King, Thomas. The Truth About Stories. Toronto: House of Anansi Press, 2003.

“Thomas King Quotes.” Meetville.com. n.p. 5 February 2015. http://meetville.com/quotes/author/thomas-king/page1

 

2 thoughts on “The Power of Storytelling Strategies

  1. jpellegrino

    Hi Laura,

    I like what you discussed in this blog post. In fact, I touch on a lot of your points in my blog post response to the other Jessica. Your idea that King does not emphasize the content of the story as much as he emphasizes the way in which he tells the story is something I believe too. More specifically, I think that his ability to create different tones in each story allows us to see how stories can and are defined by whom they are told by. When you point to the Western missionaries in your blog post, I for some reason am reminded of the Residential School System. I think I am reminded of this time in history because it was a point at which many Native peoples believed in something and did things “that they would not normally do.” What I mean by this is that Native peoples were made to think that they were going to be taken care of by the school system and that they were going away to a place to learn how to become “accepted.” Furthermore, the “stories” in which the church told the Native peoples and their children in order to get them to the Residential Schools were probably made to sound authoritarian and therefore, more believable. Another thing I want to point out here is that the Native people were probably more inclined to submit and believe that which the “authoritative” church people were conveying because of the way in which they said their fabricated story of how the Native children would be treated.

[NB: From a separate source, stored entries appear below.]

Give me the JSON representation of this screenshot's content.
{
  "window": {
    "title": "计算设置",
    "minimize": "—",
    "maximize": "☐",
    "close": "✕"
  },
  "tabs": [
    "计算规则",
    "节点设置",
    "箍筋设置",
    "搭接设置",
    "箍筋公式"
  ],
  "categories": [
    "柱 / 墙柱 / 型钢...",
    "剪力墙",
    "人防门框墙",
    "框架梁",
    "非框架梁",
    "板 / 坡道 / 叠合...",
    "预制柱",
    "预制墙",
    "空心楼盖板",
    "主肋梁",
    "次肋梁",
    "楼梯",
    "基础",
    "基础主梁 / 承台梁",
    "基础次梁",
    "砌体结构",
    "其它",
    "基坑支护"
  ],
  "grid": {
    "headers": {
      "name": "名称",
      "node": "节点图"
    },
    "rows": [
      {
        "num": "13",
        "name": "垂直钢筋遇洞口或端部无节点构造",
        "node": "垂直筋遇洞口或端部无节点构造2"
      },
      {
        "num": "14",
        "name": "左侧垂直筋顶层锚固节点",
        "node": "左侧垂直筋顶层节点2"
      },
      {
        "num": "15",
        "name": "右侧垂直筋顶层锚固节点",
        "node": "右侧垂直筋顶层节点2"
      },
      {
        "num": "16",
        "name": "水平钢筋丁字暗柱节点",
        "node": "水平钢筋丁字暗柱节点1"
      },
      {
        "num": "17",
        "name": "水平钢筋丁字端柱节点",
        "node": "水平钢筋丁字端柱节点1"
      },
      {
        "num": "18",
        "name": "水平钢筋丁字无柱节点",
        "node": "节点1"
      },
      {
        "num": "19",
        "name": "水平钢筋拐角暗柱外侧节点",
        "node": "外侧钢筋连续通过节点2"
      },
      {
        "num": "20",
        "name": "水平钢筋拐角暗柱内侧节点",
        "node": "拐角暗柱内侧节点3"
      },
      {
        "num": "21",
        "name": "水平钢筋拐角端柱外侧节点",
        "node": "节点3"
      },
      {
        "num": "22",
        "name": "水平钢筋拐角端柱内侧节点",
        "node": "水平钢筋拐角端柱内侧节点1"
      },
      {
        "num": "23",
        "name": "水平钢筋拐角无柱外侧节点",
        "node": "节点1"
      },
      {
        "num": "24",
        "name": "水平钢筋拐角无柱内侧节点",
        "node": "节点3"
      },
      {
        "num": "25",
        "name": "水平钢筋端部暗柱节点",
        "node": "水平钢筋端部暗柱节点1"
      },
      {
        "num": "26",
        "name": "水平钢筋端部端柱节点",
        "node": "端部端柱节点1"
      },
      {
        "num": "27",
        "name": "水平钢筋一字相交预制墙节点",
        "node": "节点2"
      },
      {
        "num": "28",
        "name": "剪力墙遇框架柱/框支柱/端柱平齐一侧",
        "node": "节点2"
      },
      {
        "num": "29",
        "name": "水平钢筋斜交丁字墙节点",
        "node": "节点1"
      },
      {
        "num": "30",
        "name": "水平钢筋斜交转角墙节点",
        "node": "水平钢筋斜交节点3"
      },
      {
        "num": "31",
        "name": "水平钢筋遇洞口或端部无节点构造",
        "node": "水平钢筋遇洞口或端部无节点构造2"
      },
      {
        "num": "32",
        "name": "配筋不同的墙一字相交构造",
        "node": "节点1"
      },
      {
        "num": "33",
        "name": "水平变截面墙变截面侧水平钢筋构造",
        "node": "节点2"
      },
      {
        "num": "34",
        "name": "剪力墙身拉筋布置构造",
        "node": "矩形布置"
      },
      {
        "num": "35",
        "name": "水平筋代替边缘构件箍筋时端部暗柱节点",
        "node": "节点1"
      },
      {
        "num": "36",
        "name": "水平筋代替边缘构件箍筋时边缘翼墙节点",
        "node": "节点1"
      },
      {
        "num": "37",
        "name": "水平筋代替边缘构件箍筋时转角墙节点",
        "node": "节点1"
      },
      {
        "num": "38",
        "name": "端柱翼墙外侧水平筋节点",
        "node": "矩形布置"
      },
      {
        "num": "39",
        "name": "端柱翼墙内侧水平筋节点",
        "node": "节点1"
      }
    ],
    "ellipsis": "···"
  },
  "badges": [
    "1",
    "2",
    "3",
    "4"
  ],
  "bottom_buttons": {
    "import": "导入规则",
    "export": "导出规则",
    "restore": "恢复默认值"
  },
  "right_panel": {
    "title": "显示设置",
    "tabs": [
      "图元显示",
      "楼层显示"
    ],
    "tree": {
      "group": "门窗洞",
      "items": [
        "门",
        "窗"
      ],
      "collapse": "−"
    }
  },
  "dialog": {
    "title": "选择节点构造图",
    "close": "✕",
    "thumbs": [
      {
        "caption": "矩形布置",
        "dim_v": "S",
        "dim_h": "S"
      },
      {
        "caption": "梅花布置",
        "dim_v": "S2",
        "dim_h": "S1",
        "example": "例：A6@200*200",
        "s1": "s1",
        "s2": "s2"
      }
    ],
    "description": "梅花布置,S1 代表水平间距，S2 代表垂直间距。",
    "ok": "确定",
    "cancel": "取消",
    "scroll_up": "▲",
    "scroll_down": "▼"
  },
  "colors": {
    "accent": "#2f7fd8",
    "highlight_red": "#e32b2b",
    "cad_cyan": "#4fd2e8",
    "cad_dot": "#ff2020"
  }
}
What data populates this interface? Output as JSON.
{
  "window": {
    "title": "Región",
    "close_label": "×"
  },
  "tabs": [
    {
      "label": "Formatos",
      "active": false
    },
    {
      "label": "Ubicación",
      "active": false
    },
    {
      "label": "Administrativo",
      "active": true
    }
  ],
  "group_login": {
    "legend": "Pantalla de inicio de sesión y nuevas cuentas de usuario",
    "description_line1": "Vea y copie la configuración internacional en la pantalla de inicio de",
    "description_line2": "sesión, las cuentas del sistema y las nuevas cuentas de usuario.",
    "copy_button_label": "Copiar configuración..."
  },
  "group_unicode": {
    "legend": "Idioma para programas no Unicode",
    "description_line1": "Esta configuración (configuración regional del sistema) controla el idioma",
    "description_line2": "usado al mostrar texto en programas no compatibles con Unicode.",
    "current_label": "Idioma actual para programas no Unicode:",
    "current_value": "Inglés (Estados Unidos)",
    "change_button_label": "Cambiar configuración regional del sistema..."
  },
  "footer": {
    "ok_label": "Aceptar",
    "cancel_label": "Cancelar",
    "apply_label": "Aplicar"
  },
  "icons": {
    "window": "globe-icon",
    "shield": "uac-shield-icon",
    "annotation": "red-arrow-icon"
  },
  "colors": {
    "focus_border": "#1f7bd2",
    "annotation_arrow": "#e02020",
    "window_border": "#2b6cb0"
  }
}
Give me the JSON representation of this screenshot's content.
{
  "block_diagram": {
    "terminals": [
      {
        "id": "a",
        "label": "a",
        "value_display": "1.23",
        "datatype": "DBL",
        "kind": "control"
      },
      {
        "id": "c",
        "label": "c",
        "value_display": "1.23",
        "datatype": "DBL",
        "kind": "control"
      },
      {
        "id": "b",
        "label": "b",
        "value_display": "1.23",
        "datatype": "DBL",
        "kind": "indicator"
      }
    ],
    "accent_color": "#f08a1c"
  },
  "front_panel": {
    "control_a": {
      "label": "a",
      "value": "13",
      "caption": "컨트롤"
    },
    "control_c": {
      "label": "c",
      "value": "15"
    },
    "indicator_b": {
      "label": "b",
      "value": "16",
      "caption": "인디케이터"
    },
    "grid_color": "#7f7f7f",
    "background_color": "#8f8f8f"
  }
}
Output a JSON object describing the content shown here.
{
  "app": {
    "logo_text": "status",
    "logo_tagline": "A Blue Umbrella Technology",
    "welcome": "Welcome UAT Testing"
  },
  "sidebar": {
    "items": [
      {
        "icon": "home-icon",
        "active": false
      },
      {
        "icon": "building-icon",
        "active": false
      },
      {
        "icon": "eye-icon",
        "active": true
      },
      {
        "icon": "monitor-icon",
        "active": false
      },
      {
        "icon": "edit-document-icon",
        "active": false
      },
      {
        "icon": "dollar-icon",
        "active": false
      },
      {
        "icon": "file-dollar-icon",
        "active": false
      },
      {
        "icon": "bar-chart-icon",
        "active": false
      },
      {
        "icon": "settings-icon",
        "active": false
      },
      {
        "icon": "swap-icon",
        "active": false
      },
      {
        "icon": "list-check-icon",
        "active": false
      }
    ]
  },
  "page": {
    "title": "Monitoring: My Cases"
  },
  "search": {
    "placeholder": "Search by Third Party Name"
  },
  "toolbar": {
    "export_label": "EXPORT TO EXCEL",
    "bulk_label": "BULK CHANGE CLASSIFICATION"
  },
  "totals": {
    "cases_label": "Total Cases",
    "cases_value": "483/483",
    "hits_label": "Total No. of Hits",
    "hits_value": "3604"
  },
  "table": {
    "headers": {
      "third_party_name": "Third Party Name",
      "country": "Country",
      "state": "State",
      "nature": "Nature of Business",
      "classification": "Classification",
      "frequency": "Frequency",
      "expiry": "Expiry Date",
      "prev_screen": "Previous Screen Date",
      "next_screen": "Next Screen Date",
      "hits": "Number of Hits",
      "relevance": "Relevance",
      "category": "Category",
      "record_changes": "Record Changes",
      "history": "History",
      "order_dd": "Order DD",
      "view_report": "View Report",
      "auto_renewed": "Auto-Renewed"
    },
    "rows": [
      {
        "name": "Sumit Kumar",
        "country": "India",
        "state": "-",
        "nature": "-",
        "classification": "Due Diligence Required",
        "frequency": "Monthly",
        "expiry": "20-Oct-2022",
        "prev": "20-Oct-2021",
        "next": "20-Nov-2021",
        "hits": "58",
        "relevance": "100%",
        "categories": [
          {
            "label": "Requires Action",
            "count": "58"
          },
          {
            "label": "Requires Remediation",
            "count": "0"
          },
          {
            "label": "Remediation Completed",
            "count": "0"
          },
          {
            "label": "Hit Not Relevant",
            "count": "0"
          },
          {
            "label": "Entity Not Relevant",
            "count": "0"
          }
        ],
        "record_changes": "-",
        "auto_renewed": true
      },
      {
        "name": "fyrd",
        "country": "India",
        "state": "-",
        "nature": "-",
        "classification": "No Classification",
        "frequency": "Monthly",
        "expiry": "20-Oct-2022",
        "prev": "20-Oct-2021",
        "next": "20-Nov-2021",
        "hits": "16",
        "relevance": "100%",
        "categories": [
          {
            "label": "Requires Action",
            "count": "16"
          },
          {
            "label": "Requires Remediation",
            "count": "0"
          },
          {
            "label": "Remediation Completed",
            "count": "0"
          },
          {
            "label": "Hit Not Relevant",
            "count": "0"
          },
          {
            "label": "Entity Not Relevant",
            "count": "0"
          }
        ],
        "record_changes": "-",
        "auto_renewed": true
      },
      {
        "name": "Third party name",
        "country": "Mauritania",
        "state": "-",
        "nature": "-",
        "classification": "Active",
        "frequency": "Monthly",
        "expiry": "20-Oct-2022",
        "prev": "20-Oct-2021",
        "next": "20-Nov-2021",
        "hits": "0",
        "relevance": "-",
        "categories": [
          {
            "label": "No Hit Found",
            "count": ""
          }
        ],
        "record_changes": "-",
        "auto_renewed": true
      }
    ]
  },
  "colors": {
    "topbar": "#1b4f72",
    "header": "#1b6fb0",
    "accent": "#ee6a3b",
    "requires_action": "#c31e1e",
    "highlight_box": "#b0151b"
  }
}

    While we may not like to think that we, ourselves use storytelling strategies to make our stories sound more believable, I think that we all do. For example, when writing a paper for a class at UBC, a student might take on a more formal way of writing. On the other hand, the way in which someone might convey a story to a classmate might be different than the way they tell a story to a teacher or parent. The different uses of rhetoric are something that I think King’s dichotomies encapsulates. Because of that, I think it is safe to say that the points of his stories aren’t as important as the way he actually does the storytelling. With that being said however, I also think that like you said, the point of his storytelling is to make us think about how these strategies might influence the absorption, understanding, belief and interpretation of their audiences.